- Location of Downing in Dunn County, Wisconsin.
- Coordinates: 45°2′48″N 92°7′43″W﻿ / ﻿45.04667°N 92.12861°W
- Country: United States
- State: Wisconsin
- County: Dunn

Area
- • Total: 2.95 sq mi (7.65 km^{2})
- • Land: 2.95 sq mi (7.65 km^{2})
- • Water: 0 sq mi (0.00 km^{2})
- Elevation: 981 ft (299 m)

Population (2020)
- • Total: 234
- • Density: 89.0/sq mi (34.37/km^{2})
- Time zone: UTC-6 (Central (CST))
- • Summer (DST): UTC-5 (CDT)
- Area codes: 715 & 534
- FIPS code: 55-20675
- GNIS feature ID: 1564091
- Website: https://downingwi.com/

= Downing, Wisconsin =

Downing is a village in Dunn County, Wisconsin, United States. Bordering St. Croix County to the west, the village is otherwise surrounded by the Town of Tiffany. The population was 234 at the 2020 census.

==Geography==
Downing is located at (45.046676, -92.128496).

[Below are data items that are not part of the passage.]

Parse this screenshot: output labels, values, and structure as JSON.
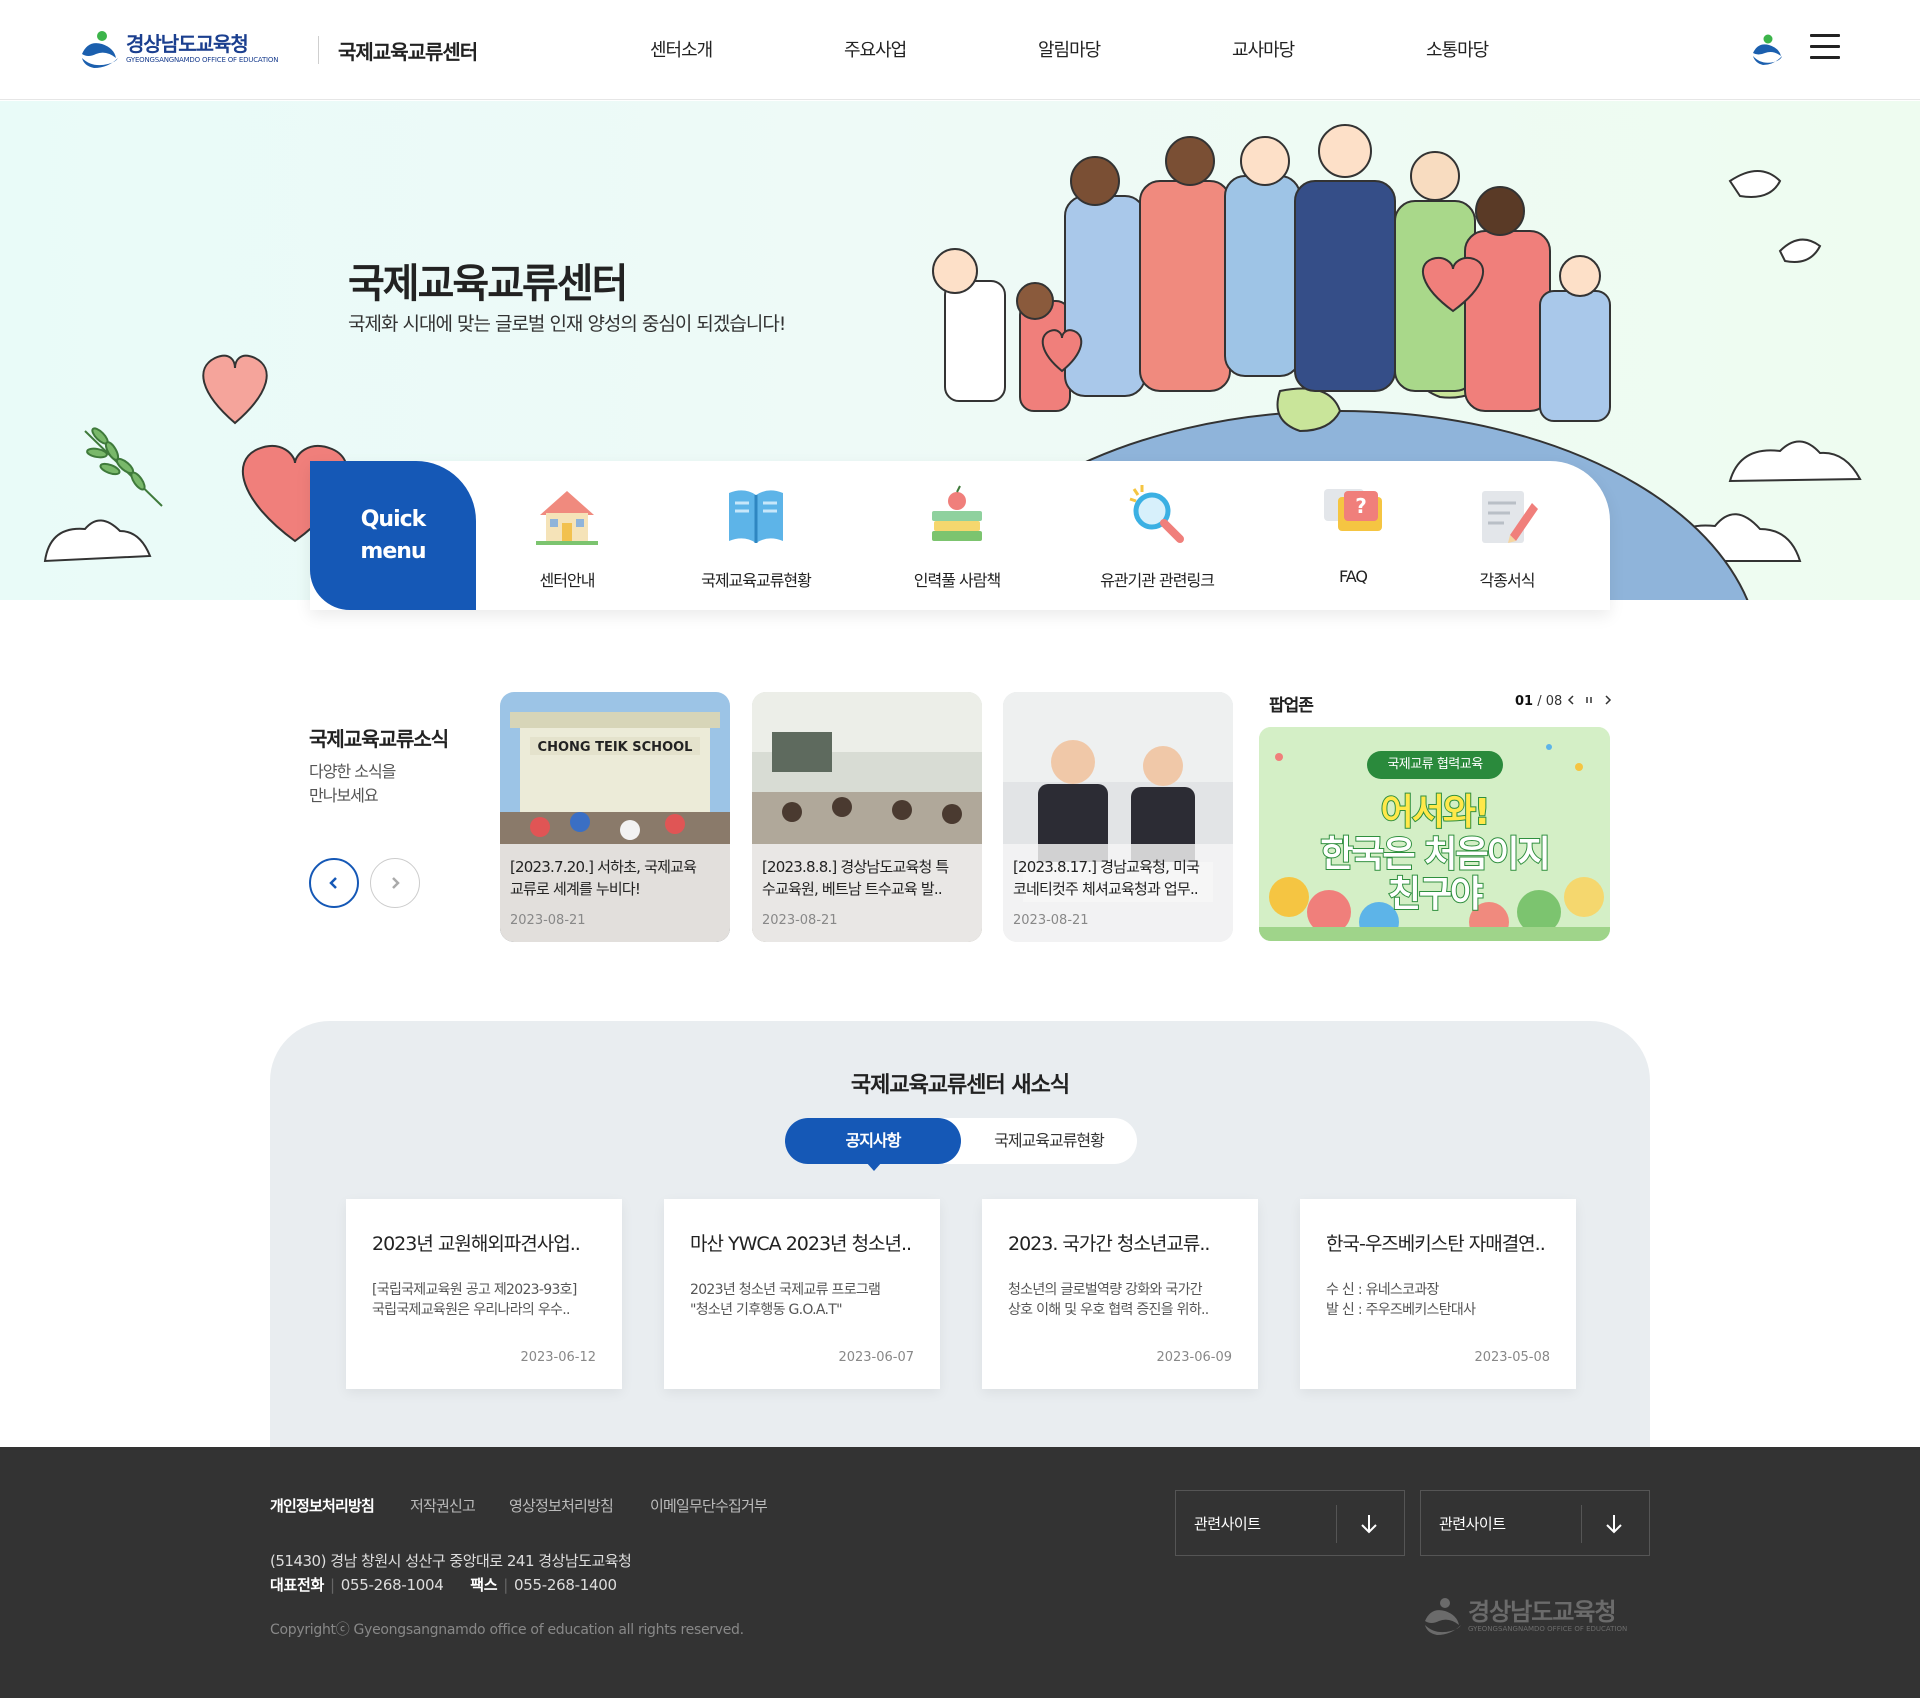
{
  "header": {
    "logo_korean": "경상남도교육청",
    "logo_english": "GYEONGSANGNAMDO OFFICE OF EDUCATION",
    "site_title": "국제교육교류센터",
    "nav": [
      "센터소개",
      "주요사업",
      "알림마당",
      "교사마당",
      "소통마당"
    ]
  },
  "hero": {
    "title": "국제교육교류센터",
    "subtitle": "국제화 시대에 맞는 글로벌 인재 양성의 중심이 되겠습니다!"
  },
  "quick_menu": {
    "label_line1": "Quick",
    "label_line2": "menu",
    "items": [
      {
        "label": "센터안내",
        "icon": "house-icon"
      },
      {
        "label": "국제교육교류현황",
        "icon": "book-icon"
      },
      {
        "label": "인력풀 사람책",
        "icon": "books-apple-icon"
      },
      {
        "label": "유관기관 관련링크",
        "icon": "magnifier-icon"
      },
      {
        "label": "FAQ",
        "icon": "question-bubble-icon"
      },
      {
        "label": "각종서식",
        "icon": "form-pencil-icon"
      }
    ]
  },
  "news": {
    "title": "국제교육교류소식",
    "desc_line1": "다양한 소식을",
    "desc_line2": "만나보세요",
    "cards": [
      {
        "line1": "[2023.7.20.] 서하초, 국제교육",
        "line2": "교류로 세계를 누비다!",
        "date": "2023-08-21",
        "sign": "CHONG TEIK SCHOOL"
      },
      {
        "line1": "[2023.8.8.] 경상남도교육청 특",
        "line2": "수교육원, 베트남 트수교육 발..",
        "date": "2023-08-21"
      },
      {
        "line1": "[2023.8.17.] 경남교육청, 미국",
        "line2": "코네티컷주 체셔교육청과 업무..",
        "date": "2023-08-21"
      }
    ]
  },
  "popup": {
    "title": "팝업존",
    "current": "01",
    "total": "/ 08",
    "badge": "국제교류 협력교육",
    "line1": "어서와!",
    "line2": "한국은 처음이지",
    "line3": "친구야"
  },
  "notice": {
    "title": "국제교육교류센터 새소식",
    "tabs": [
      "공지사항",
      "국제교육교류현황"
    ],
    "cards": [
      {
        "title": "2023년 교원해외파견사업..",
        "desc1": "[국립국제교육원 공고 제2023-93호]",
        "desc2": "국립국제교육원은 우리나라의 우수..",
        "date": "2023-06-12"
      },
      {
        "title": "마산 YWCA 2023년 청소년..",
        "desc1": "2023년 청소년 국제교류 프로그램",
        "desc2": "\"청소년 기후행동 G.O.A.T\"",
        "date": "2023-06-07"
      },
      {
        "title": "2023. 국가간 청소년교류..",
        "desc1": "청소년의 글로벌역량 강화와 국가간",
        "desc2": "상호 이해 및 우호 협력 증진을 위하..",
        "date": "2023-06-09"
      },
      {
        "title": "한국-우즈베키스탄 자매결연..",
        "desc1": "수 신 : 유네스코과장",
        "desc2": "발 신 : 주우즈베키스탄대사",
        "date": "2023-05-08"
      }
    ]
  },
  "footer": {
    "links": [
      "개인정보처리방침",
      "저작권신고",
      "영상정보처리방침",
      "이메일무단수집거부"
    ],
    "address": "(51430) 경남 창원시 성산구 중앙대로 241 경상남도교육청",
    "tel_label": "대표전화",
    "tel": "055-268-1004",
    "fax_label": "팩스",
    "fax": "055-268-1400",
    "copyright": "Copyrightⓒ Gyeongsangnamdo office of education all rights reserved.",
    "related1": "관련사이트",
    "related2": "관련사이트",
    "logo_korean": "경상남도교육청",
    "logo_english": "GYEONGSANGNAMDO OFFICE OF EDUCATION"
  },
  "colors": {
    "primary": "#1558b6",
    "footer_bg": "#333333",
    "section_bg": "#e9edf0"
  }
}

According to the United States Census Bureau, the village has a total area of 2.96 sqmi, all land.

==Demographics==

Historical population
| Census | Pop. | Note | %± |
| 1910 | 319 |  | — |
| 1920 | 374 |  | 17.2% |
| 1930 | 302 |  | −19.3% |
| 1940 | 308 |  | 2.0% |
| 1950 | 295 |  | −4.2% |
| 1960 | 241 |  | −18.3% |
| 1970 | 215 |  | −10.8% |
| 1980 | 242 |  | 12.6% |
| 1990 | 250 |  | 3.3% |
| 2000 | 257 |  | 2.8% |
| 2010 | 265 |  | 3.1% |
| 2020 | 234 |  | −11.7% |
U.S. Decennial Census

===2010 census===
As of the census of 2010, there were 265 people, 97 households, and 73 families living in the village. The population density was 89.5 PD/sqmi. There were 108 housing units at an average density of 36.5 /sqmi. The racial makeup of the village was 99.2% White, 0.4% Native American, and 0.4% from other races. Hispanic or Latino of any race were 0.4% of the population.

There were 97 households, of which 39.2% had children under the age of 18 living with them, 59.8% were married couples living together, 10.3% had a female householder with no husband present, 5.2% had a male householder with no wife present, and 24.7% were non-families. 16.5% of all households were made up of individuals, and 5.1% had someone living alone who was 65 years of age or older. The average household size was 2.73 and the average family size was 3.08.

The median age in the village was 37.3 years. 28.3% of residents were under the age of 18; 6% were between the ages of 18 and 24; 26.9% were from 25 to 44; 27.1% were from 45 to 64; and 11.7% were 65 years of age or older. The gender makeup of the village was 49.8% male and 50.2% female.

===2000 census===
As of the census of 2000, there were 257 people, 98 households, and 69 families living in the village. The population density was 86.4 people per square mile (33.4/km^{2}). There were 107 housing units at an average density of 36.0 per square mile (13.9/km^{2}). The racial makeup of the village was 98.44% White, 0.39% Native American, and 1.17% from two or more races. Hispanic or Latino of any race were 1.17% of the population.

There were 98 households, out of which 30.6% had children under the age of 18 living with them, 60.2% were married couples living together, 5.1% had a female householder with no husband present, and 28.6% were non-families. 19.4% of all households were made up of individuals, and 10.2% had someone living alone who was 65 years of age or older. The average household size was 2.62 and the average family size was 3.04.

In the village, the population was spread out, with 25.3% under the age of 18, 10.5% from 18 to 24, 29.2% from 25 to 44, 23.0% from 45 to 64, and 12.1% who were 65 years of age or older. The median age was 35 years. For every 100 females, there were 117.8 males. For every 100 females age 18 and over, there were 128.6 males.

The median income for a household in the village was $41,375, and the median income for a family was $40,375. Males had a median income of $27,500 versus $20,625 for females. The per capita income for the village was $17,927. About 8.0% of families and 5.7% of the population were below the poverty line, including 6.5% of those under the age of eighteen and 16.3% of those 65 or over.